Pourquoi l’Empire carolingien a-t-il été partagé ?
L’Empire carolingien a été partagé principalement à cause des règles de succession et des rivalités entre les héritiers de Louis le Pieux, fils et successeur de Charlemagne. Dans la tradition politique franque, le royaume était considéré comme un patrimoine familial pouvant être réparti entre les fils du souverain. Il ne s’agissait donc pas d’un État unitaire dont l’intégrité devait nécessairement être préservée.
Louis le Pieux tenta pourtant d’organiser la succession afin de maintenir une certaine unité impériale.

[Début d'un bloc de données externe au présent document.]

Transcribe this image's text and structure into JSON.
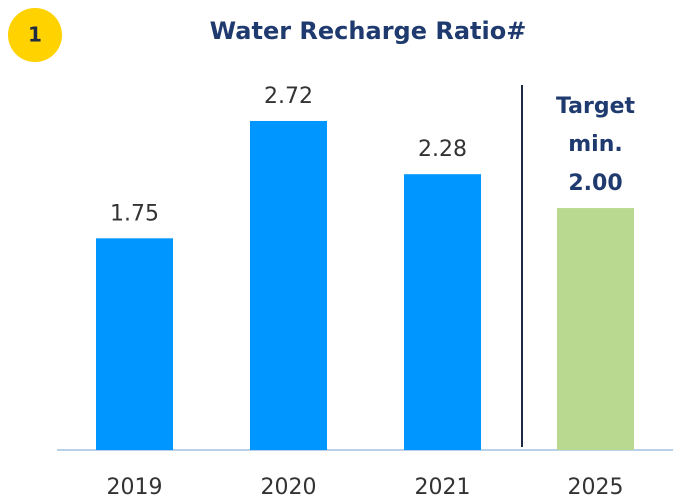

Son projet fut fragilisé par les conflits entre ses fils, aggravés après la naissance de Charles le Chauve, issu d’un second mariage. Lothaire, Louis le Germanique, Pépin d’Aquitaine et Charles le Chauve se disputèrent les territoires, les droits successoraux et le soutien des grands aristocrates. Ces affrontements provoquèrent plusieurs guerres civiles sous le règne de Louis le Pieux, puis après sa mort en 840.
Le règlement de Verdun
Après la bataille de Fontenoy en 841, les héritiers conclurent le traité de Verdun en 843. Lothaire reçut une bande centrale allant de la mer du Nord à l’Italie ainsi que le titre impérial, Louis le Germanique obtint la Francie orientale et Charles le Chauve la Francie occidentale. Cette répartition ne correspondait pas à trois peuples ou à trois nations déjà constitués : elle résultait surtout d’un compromis dynastique et militaire.
La division fut aussi favorisée par l’étendue de l’empire, les difficultés de communication et la diversité des régions gouvernées. Le pouvoir carolingien reposait largement sur la fidélité personnelle des aristocrates et sur des relais locaux, plutôt que sur une administration centralisée. L’Empire ne disparut donc pas d’un seul coup, mais son unité politique s’affaiblit. Les partages ultérieurs, notamment après la mort de Lothaire en 855, accentuèrent cette fragmentation et contribuèrent à la formation progressive de la Francie occidentale, de la Francie orientale et des territoires intermédiaires.